An initial public offering could value TCS at Rs 32,500 crore, more than the value of the group’s 29 listed companies. A flotation of even a 10 per cent stake could rival the Reliance issue in 1993 as the nation’s biggest deal ever and would be three times that of Maruti’s Rs 993-crore initial public offer made this year.

For Ramadorai, the heartening news is that the sensex gained almost a percentage point today and closed at 4802.28, a rise of 44.91 points.

The BSE teck stock, where TCS will figure when it gets listed, also saw an impressive rise of 9.13 points to 1033.44.

“The recent turnaround of technology companies is a good sign,” said a BSE broker.

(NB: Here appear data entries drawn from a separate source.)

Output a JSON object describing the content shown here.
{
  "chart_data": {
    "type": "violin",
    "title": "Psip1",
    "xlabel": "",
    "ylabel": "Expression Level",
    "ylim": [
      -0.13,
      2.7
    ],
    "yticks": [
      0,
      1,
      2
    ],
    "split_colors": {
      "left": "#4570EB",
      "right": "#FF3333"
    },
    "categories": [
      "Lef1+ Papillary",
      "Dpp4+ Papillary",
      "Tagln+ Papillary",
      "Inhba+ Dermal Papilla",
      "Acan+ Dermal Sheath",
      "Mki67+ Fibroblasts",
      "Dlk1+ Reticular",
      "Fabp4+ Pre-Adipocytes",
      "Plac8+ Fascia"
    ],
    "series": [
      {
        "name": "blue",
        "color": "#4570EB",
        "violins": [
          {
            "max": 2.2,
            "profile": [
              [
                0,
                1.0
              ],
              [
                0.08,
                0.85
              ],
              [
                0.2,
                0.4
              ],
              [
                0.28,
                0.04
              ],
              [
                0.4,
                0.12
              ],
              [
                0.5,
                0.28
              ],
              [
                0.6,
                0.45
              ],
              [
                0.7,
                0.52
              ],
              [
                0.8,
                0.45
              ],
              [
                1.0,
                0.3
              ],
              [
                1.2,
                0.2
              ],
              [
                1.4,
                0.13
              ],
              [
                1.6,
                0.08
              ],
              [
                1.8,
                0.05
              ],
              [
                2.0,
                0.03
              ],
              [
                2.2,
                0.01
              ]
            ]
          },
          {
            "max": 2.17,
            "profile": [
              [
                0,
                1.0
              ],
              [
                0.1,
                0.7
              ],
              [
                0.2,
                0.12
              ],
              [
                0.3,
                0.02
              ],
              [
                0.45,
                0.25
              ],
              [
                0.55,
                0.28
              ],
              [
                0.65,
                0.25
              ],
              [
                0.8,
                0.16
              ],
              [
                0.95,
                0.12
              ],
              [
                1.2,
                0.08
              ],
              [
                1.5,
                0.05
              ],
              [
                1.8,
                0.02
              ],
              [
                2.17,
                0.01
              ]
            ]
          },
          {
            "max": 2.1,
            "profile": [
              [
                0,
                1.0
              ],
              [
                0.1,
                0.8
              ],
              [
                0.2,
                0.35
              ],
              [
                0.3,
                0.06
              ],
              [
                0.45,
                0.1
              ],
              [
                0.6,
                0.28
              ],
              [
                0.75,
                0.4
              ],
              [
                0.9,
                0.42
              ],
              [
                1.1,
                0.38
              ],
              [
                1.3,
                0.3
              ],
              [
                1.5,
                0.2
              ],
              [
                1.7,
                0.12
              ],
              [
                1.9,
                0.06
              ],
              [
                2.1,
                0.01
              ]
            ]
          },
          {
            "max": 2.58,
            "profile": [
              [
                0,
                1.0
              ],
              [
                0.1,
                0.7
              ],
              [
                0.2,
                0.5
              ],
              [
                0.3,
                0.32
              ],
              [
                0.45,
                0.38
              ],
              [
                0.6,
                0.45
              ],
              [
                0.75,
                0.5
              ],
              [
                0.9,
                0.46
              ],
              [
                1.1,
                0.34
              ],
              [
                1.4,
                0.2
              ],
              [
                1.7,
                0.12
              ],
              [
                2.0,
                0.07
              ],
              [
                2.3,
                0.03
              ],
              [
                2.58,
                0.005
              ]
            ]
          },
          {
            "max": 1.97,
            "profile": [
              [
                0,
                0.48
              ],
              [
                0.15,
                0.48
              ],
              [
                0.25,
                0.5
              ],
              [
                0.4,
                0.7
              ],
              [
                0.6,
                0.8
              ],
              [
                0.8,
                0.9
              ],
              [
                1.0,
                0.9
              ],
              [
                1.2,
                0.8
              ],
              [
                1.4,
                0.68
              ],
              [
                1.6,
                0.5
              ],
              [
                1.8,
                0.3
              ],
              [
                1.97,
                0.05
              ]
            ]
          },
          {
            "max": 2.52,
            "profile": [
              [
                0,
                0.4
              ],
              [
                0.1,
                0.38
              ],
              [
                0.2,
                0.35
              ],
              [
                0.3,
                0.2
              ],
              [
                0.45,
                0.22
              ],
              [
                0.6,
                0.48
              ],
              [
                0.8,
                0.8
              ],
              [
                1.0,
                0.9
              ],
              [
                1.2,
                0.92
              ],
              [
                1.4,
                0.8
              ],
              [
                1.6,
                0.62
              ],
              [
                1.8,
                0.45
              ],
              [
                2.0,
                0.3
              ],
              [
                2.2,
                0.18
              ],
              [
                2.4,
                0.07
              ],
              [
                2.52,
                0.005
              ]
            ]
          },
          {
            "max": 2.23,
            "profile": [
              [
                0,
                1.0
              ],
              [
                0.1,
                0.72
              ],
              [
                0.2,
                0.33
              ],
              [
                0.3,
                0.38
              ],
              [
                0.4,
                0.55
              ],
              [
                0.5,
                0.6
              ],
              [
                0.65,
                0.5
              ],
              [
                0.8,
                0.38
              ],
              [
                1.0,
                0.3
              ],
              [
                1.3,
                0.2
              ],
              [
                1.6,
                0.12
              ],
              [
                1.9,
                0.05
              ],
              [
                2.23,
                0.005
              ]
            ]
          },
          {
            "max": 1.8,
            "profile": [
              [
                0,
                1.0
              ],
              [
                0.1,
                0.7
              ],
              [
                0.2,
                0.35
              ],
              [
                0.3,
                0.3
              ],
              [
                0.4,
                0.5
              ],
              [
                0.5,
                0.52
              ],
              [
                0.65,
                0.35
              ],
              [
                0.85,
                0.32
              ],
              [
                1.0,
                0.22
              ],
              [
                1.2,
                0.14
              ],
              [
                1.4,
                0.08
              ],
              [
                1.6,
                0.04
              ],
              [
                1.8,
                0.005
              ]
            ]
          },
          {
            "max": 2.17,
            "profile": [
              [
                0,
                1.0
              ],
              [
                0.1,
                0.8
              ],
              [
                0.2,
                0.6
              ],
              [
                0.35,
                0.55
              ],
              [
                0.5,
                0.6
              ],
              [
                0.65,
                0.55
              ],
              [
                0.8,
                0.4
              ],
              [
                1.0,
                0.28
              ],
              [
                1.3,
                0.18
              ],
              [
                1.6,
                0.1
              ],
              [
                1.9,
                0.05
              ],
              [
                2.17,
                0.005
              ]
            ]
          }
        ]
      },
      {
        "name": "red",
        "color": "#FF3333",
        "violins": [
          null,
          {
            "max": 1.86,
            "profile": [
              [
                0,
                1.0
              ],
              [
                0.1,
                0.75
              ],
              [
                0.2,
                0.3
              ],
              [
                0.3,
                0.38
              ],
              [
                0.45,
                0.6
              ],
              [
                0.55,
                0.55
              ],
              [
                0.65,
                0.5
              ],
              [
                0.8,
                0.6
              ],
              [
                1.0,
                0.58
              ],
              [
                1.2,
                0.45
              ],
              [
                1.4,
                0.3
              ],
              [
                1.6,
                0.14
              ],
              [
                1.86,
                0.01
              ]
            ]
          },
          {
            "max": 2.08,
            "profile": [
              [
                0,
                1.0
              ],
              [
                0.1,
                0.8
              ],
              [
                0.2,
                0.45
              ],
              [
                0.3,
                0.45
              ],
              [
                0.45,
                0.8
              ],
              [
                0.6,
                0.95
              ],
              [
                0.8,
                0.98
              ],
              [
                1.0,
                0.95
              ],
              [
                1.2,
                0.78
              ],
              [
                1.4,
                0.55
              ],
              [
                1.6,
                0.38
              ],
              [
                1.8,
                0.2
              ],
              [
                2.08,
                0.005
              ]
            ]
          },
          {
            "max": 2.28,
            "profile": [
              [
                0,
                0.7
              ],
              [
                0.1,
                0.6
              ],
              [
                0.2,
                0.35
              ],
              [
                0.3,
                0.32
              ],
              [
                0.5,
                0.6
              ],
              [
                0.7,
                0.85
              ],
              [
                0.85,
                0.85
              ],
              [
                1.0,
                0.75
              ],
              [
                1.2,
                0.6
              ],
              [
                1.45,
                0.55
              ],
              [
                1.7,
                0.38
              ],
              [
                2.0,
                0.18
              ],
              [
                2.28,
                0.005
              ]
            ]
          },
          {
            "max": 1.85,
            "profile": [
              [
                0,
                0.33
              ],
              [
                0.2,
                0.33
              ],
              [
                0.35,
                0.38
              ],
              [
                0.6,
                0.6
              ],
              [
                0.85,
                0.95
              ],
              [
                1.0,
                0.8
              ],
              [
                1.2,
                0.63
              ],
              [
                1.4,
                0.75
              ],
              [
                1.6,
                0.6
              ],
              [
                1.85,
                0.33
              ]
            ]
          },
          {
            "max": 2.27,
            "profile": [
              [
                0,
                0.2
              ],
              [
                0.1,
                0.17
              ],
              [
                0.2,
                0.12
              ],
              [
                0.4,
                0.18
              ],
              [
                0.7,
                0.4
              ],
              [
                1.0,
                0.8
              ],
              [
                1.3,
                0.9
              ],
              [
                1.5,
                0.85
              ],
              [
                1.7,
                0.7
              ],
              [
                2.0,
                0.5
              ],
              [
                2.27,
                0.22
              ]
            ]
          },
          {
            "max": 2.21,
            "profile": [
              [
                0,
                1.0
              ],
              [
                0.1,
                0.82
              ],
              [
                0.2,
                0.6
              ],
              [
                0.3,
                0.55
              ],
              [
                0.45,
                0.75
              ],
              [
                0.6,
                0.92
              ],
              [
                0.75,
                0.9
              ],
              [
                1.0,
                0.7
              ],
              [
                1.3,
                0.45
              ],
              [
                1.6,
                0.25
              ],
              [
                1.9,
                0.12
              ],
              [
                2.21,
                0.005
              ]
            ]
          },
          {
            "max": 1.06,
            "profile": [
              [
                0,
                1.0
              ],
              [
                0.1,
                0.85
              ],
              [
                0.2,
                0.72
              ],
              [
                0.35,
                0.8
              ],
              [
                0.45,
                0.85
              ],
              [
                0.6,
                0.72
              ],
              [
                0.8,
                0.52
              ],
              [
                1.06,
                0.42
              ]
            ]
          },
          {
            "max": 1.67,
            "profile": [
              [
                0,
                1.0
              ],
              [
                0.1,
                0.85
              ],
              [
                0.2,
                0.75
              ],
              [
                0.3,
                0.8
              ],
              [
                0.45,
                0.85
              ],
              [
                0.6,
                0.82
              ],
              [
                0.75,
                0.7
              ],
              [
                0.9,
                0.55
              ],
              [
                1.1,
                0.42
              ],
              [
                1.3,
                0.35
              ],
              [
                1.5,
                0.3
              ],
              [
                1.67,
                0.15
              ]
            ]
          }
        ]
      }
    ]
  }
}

While Ramadorai preferred to stay aloof, TV cameras had their lenses fixed on Hema Malini. “I am happy to be here. This is the place where the country’s wealth is created. So much wealth that you enrich not only yourself, but our society also.”

Our professions have a lot of similarities, she told the brokers. “Artists entertain people giving them happiness and you as financial experts create so much wealth and so much joy.”

She also promised that as a member of the Rajya Sabha she will try to understand the problems associated with the financial markets and contribute to the policy decisions of the government.

And before Hema Malini left Dalal Street she had a piece of advice for the brokers: “The wealth you have created should be for a higher objective, it should be for the good of the country,” she said, obviously reminding them of the financial scams that have often succeeded bull runs.